Es ist ein Aber, das von Brüssel nach Berlin kam und nun nach Brüssel zurückwandert. Experten fürchten Schlupflöcher, die sich schwer kontrollieren lassen. Doch vielleicht ist das auch genau der Zweck.

Seit Monaten arbeitet die EU-Kommission an neuen Klimazielen auf dem Weg zur Klimaneutralität bis 2050. Bis zur nächsten UN-Klimakonferenz im November in Brasilien muss sie ein neues Aktionsprogramm für die Zeit bis 2035 vorlegen, die erste Frist dafür war eigentlich schon im Februar abgelaufen. Und als neue Etappe will die Kommission ein Klimaziel für 2040 festlegen. Schon im vorigen Jahr hatte sie dafür ein Minus von 90 Prozent gegenüber 1990 angepeilt, bisher aber informell.

Im vorigen Jahr allerdings hatte der Ehrgeiz auch noch eine andere Funktion. Nach der Europa-Wahl brauchte die neue Kommission die Stimmen der Grünen im Europaparlament, die 90 Prozent Emissionsminderung machten sich da gut. Jetzt dagegen fahndet die Kommission offenbar nach einem Schlupfloch.

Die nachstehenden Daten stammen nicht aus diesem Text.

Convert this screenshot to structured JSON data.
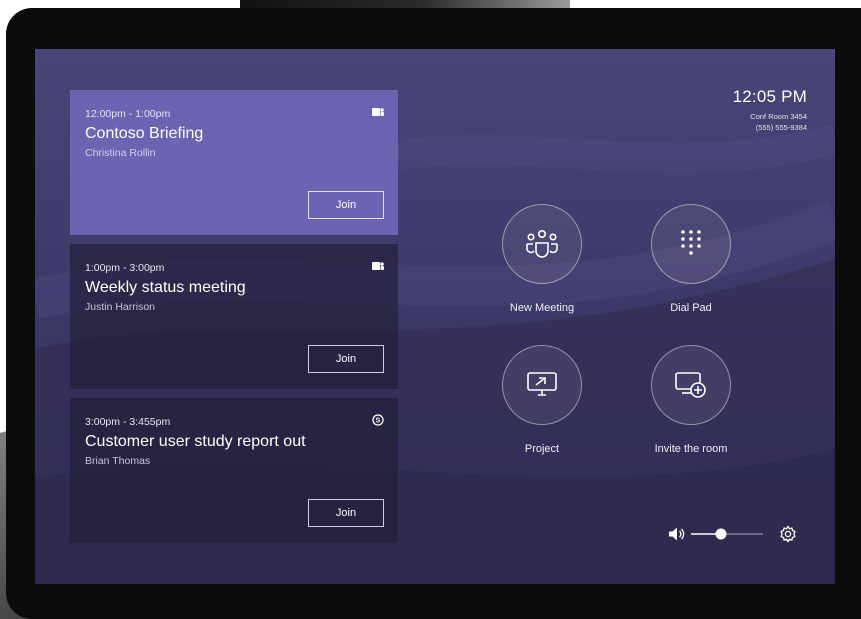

Was zunächst einleuchtend klang, lief in der Praxis nicht so gut: Viele Projekte ließen sich kaum dauerhaft kontrollieren

Jedenfalls berichten einige, die mit den deutschen Koalitionsverhandlungen vertraut sind, dass sich auch EU-Klimakommissar Wopke Hoekstra aktiv einbrachte – und für jene Einbeziehung von Emissionsminderungen im Ausland plädierte, die sich nun im Vertrag wiederfindet. Die Union musste er da nicht lange überzeugen.

Solche Ideen sind in der internationalen Klimapolitik nicht neu. Schon das Kyoto-Protokoll von 1997 kannte den sogenannten Clean Development Mechanism, kurz CDM. Damit sollten sich Anstrengungen im Ausland, von der Verteilung von Solarkochern über Aufforstungen bis hin zur Errichtung von Windparks auch zur Minderung von Emissionen anrechnen lassen. Die Philosophie war einleuchtend: Wenn dem Klima letztlich egal ist, wo Emissionen entstehen, ist es eigentlich auch egal, wo sie vermindert werden.

In der Praxis lief es nicht ganz so gut. Viele der Projekte ließen sich kaum dauerhaft kontrollieren. Teils wurden besonders klimaschädliche Fabriken eigens errichtet, um anschließend für ihre Stilllegung Zertifikate zu kassieren, die sich dann für viel Geld verkaufen ließen. Klimaschutzeffekt: null.

Trotzdem lässt auch das Paris-Abkommen in seinem Artikel 6 den internationalen Handel mit Klimazertifikaten zu. Nach zähen Verhandlungen einigten sich die Staaten bei der Klimakonferenz in Baku im vorigen Jahr auf Regeln dazu. Mittlerweile ist die Sache sogar noch komplizierter geworden – schließlich verpflichtet das Paris-Abkommen nun alle Staaten zum Klimaschutz, nicht mehr nur die Industrieländer wie einst das Kyoto-Protokoll. Es besteht also immer die Gefahr, dass Projekte doppelt gerechnet werden: Einmal in dem Land, in dem die Emissionen gemindert werden, und dann in jenem, das die Zertifikate erwirbt. Zwei Tonnen stehen dann auf dem Papier, nur eine Tonne wurde gemindert. Und missbrauchsanfällig bleibt das System auch.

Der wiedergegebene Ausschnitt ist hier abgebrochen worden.